The symmetric anhydride of 2-bromoacetic acid (5 equiv of anhydride relative to free amine) was prepared by mixing the acid (10 equiv) with N,N'-diisopropylcarbodiimide (DIC, 5 equiv) in DMF at room temperature for 15 min. This mixture was then added to the resin and allowed to react for 1 h with intermittent stirring. The resin was washed and then treated with propargylamine (20 equiv) in DMF for 12–16 h. After washing, coupling of the next residue to the resultant secondary amine was achieved by preparing the symmetrical anhydride of that protected residue (5 equiv of anhydride) with DIC in DMF at 0°C for 15 min, and reacting this mixture with the amine for 1 h with occasional stirring. The following Fmoc-protected amino acids with side chain protecting groups were used as received from NovaBiochem: Fmoc-Ala-OH, Fmoc-Arg(Pbf)-OH, Fmoc-Asp(OtBu)-OH, Fmoc-Cys(Trt)-OH, Fmoc-Gly-OH, Fmoc-Ile-OH, Fmoc-Lys(Boc)-OH, Fmoc-Phe-OH, Fmoc-Thr(tBu)-OH.

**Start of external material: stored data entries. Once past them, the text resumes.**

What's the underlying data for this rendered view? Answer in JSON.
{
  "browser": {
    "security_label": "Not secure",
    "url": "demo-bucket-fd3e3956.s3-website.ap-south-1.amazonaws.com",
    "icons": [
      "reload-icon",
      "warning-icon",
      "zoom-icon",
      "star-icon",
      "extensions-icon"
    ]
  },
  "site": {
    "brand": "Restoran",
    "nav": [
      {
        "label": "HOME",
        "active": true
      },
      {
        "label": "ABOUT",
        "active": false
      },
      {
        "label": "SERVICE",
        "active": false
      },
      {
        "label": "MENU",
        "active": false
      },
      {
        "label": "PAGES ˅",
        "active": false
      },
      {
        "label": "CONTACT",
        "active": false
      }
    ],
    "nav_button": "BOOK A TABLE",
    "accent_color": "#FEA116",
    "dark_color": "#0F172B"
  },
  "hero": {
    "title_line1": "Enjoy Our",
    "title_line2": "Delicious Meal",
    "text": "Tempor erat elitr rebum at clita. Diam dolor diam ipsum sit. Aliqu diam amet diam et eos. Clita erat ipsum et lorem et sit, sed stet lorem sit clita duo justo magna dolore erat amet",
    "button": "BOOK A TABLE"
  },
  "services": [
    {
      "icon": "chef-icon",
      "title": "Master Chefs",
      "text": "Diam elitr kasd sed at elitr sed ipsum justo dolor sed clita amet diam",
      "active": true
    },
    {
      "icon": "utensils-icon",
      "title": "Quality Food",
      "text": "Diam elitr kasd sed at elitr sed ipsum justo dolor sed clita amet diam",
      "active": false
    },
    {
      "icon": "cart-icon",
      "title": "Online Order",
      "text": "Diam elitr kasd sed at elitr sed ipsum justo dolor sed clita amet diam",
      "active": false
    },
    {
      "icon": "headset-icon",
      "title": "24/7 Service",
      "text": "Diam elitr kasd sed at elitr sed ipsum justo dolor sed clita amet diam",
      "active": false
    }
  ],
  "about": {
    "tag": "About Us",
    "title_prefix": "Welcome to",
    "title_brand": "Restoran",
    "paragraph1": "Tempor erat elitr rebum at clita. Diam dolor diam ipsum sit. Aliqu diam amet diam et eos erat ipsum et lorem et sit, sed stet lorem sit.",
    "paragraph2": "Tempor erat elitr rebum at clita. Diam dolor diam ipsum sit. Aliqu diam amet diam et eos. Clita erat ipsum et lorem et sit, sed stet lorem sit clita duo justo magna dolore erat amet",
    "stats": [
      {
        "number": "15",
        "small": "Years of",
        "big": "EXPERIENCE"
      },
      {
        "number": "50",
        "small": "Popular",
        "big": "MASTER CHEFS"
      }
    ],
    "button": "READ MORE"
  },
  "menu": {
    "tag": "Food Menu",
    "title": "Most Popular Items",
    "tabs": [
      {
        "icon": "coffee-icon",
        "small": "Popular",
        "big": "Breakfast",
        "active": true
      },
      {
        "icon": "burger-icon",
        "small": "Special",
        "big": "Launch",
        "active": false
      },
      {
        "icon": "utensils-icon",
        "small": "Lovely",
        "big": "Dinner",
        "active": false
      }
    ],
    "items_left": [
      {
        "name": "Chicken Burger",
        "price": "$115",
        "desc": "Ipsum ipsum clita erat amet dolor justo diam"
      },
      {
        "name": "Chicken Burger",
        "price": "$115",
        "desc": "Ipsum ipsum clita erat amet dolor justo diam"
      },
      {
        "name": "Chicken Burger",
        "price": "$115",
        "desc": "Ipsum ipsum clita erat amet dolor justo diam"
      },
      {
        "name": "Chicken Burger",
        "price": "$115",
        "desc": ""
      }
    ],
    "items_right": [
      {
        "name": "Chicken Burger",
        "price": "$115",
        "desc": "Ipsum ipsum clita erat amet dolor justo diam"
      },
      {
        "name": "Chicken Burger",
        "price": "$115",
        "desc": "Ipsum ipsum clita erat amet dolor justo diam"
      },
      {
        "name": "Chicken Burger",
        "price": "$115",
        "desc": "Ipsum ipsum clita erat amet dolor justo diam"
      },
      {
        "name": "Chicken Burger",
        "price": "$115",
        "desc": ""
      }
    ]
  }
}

The peptide was cleaved from the resin with 2% triisopropylsilane (TIS) in trifluoroacetic acid (TFA, approx. 1 mL TFA/TIS per g resin) for 2.5 h. The cleavage mixture (including resin) was mixed with cold ether to precipitate the peptide and then filtered. The filtrate was washed with cold ether, and 14 was extracted from the residue with H2O/MeCN mixtures (typically 5–20% MeCN in water) containing 0.1% TFA. The resulting solution was frozen and lyophilized to afford a white, solid product.
Reactivity
Stability study at pH 7 (Table 1)
1 mM stock solutions of each OND compound in DMSO (100 µL) were diluted with 0.1 M phosphate buffer (pH 7, 900 µL) at time 0 to initiate the experiment. At different time points, aliquots (50 µL) were injected on the HPLC, with peak detection at 332 nm.
Stability study of the β-mercaptoethanol adducts (Table 1)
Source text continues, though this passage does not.